I’ve run my business very successfully for the past 12 years, and I’ve sold about 20-25 thousand copies of my own book all over the world. I have never spent a single penny on advertising or with a publisher, and I doubt I ever will. My business model is very simple: write something that has value, write it well and sell it online. To start the ball rolling, send out comp copies to about 50 ‘sneezers’ (Malcolm Gladwell’s term for people who are in a position to influence lots of other opinions). Then let the quality of my work and WOM do the rest.

For all but the very biggest companies and biggest players, paid above-the-line advertising is more or less a complete waste of time and money. There are many much more effective ways to market a product and spread the word. Indeed, I would say paid advertising is a particularly pathetic and inefficient way of trying to do this.

If you want to be the next Lady Gaga, yeah, you probably do need a record company. If you want to be the next Radiohead, it’s not at all necessary any more. Just make an album as amazing as OK Computer and people will find you.

I agree that the music industry is mid-revolution; I’m not sure they’re going to go away, though. I listen to and buy lots of current music; my sources are Dave Letterman, Craig Ferguson, and Dopers. Major labels and their advertising have almost no effect on me; I don’t listen to radio at all because of the commercials and the constant repetition, and when I occasionally check out a Top 10 show on tv, it’s the worst, most boring crap available, over and over again.

Sometimes. Unfortunately, 99.99999% of all independent artists, no matter how amazing they are, go completely ignored.

The odd thing to me is that even though the Internet totally changes the channels of distribution, popular music seems to be becoming even more generic than before.

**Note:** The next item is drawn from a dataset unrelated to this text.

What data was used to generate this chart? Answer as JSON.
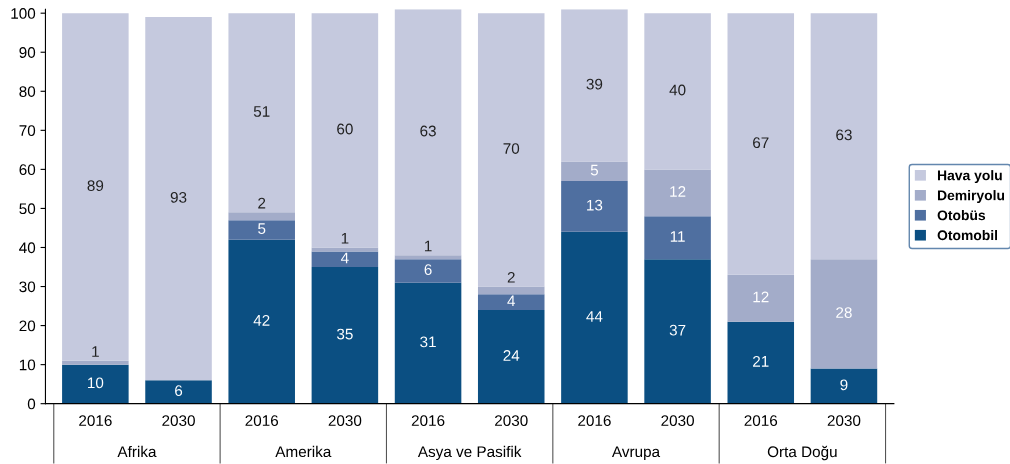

The most popular songs are simple repetitions of one or two lines backed by a drum machine. Teenagers, who have always been the primary consumers of new music, seem to value shared experiences more than satisfying their personal tastes.

It’s not that any of these trends are new, just that the new world order that I thought would work against them actually seems to be reinforcing them.

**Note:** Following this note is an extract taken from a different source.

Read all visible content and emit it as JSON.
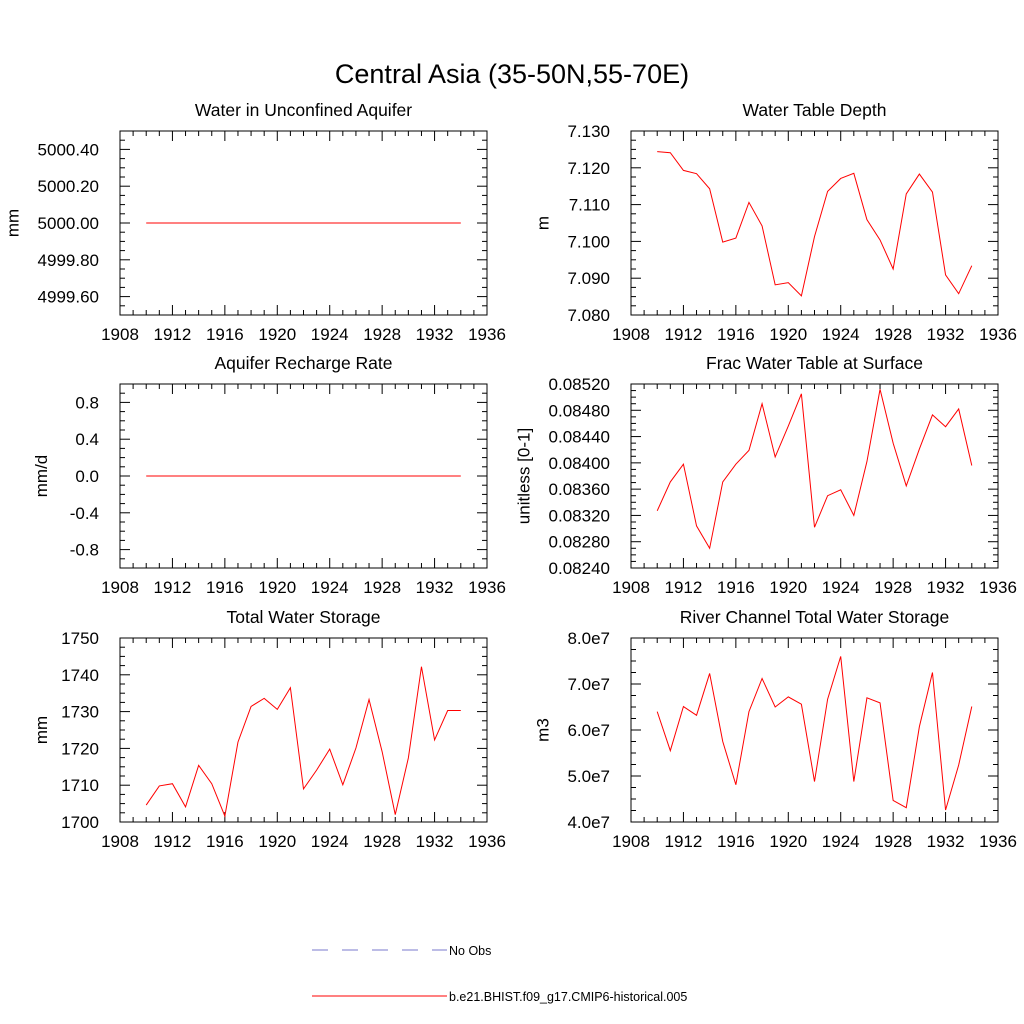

Not necessarily. I can’t even think about how many albums from various artists that I’ve seen unavailable on various music-for-purchase sites for no apparent reason other than licensing issues - if all but one album, from a different company, is up for purchase then that seems pretty likely. New artists may not want to risk tying up their work with various distribution limitations.

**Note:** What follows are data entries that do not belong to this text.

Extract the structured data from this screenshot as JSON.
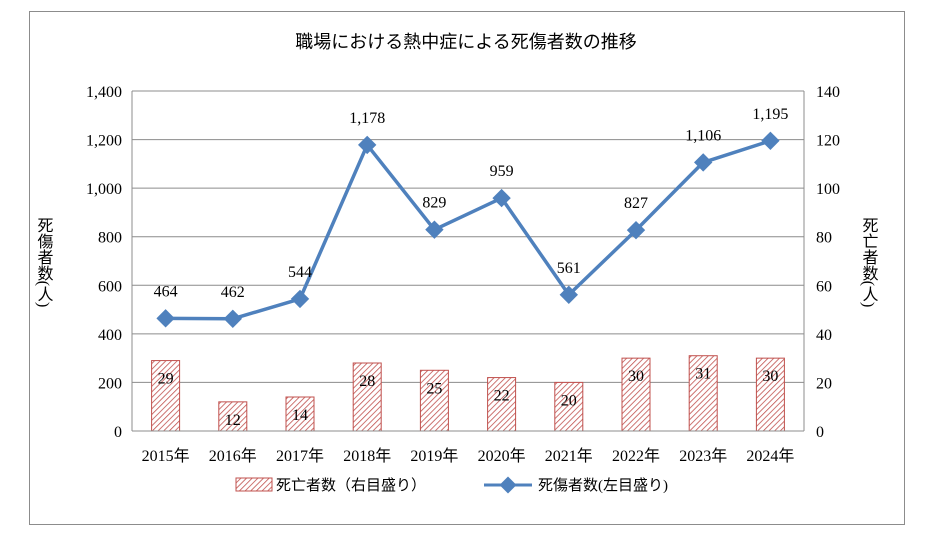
{
  "chart_data": {
    "type": "bar",
    "title": "職場における熱中症による死傷者数の推移",
    "categories": [
      "2015年",
      "2016年",
      "2017年",
      "2018年",
      "2019年",
      "2020年",
      "2021年",
      "2022年",
      "2023年",
      "2024年"
    ],
    "series": [
      {
        "name": "死亡者数（右目盛り）",
        "type": "bar",
        "axis": "right",
        "values": [
          29,
          12,
          14,
          28,
          25,
          22,
          20,
          30,
          31,
          30
        ],
        "color": "#c0504d"
      },
      {
        "name": "死傷者数(左目盛り)",
        "type": "line",
        "axis": "left",
        "values": [
          464,
          462,
          544,
          1178,
          829,
          959,
          561,
          827,
          1106,
          1195
        ],
        "labels": [
          "464",
          "462",
          "544",
          "1,178",
          "829",
          "959",
          "561",
          "827",
          "1,106",
          "1,195"
        ],
        "color": "#4f81bd"
      }
    ],
    "ylabel_left": "死傷者数(人)",
    "ylabel_right": "死亡者数(人)",
    "ylim_left": [
      0,
      1400
    ],
    "ylim_right": [
      0,
      140
    ],
    "yticks_left": [
      "0",
      "200",
      "400",
      "600",
      "800",
      "1,000",
      "1,200",
      "1,400"
    ],
    "yticks_right": [
      "0",
      "20",
      "40",
      "60",
      "80",
      "100",
      "120",
      "140"
    ],
    "grid": true,
    "legend_position": "bottom"
  }
}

The ‘suits’ deal with a bunch of stuff that I don’t want to deal with. (Mechanical Rights, synchronization rights, getting scores from the publishers - it is a very different business for someone who writes and performs all his own music himself. When your living is based on performing other people’s music, it doesn’t work out as easily…) It’s not whether I need them or not, it’s a question of whether they provide a service that is worth a slice of what I make as an artist. Every artists’ mileage is going to vary on that one.

I’ll put it this way - when we were renovating our house, we had budgeted that we would do our own painting. When it became necessary to prime and paint 3 floors worth ASAP, I didn’t have the time to do it all and so, we hired someone in. I was a little grumpy about it for about 2 days, and then it sunk in - his work was neater than mine, he was faster than I was and I now had enough time to learn the shows I was working on.

So, yes, I could do all the work the ‘suits’ do myself - except that they do it better, quicker and more efficiently, and I can spend my time working on my music. What’s that worth to me? 10% of the profits? 5%? 15%? 50%? Well, that’s up to me to decide.

We’ll have to agree to disagree, successful (music) acts require PR companies and all the other apparatus. You won’t find a household name, music-wise, that isn’t on a major label or somehow otherwise affiliated with same. I’m not saying that artists can’t survive without the help of major labels, PR etc. just that successful acts in the sense of people other than fanatics having heard of them, rely on all of the above mentioned channels plus word of mouth to succeed.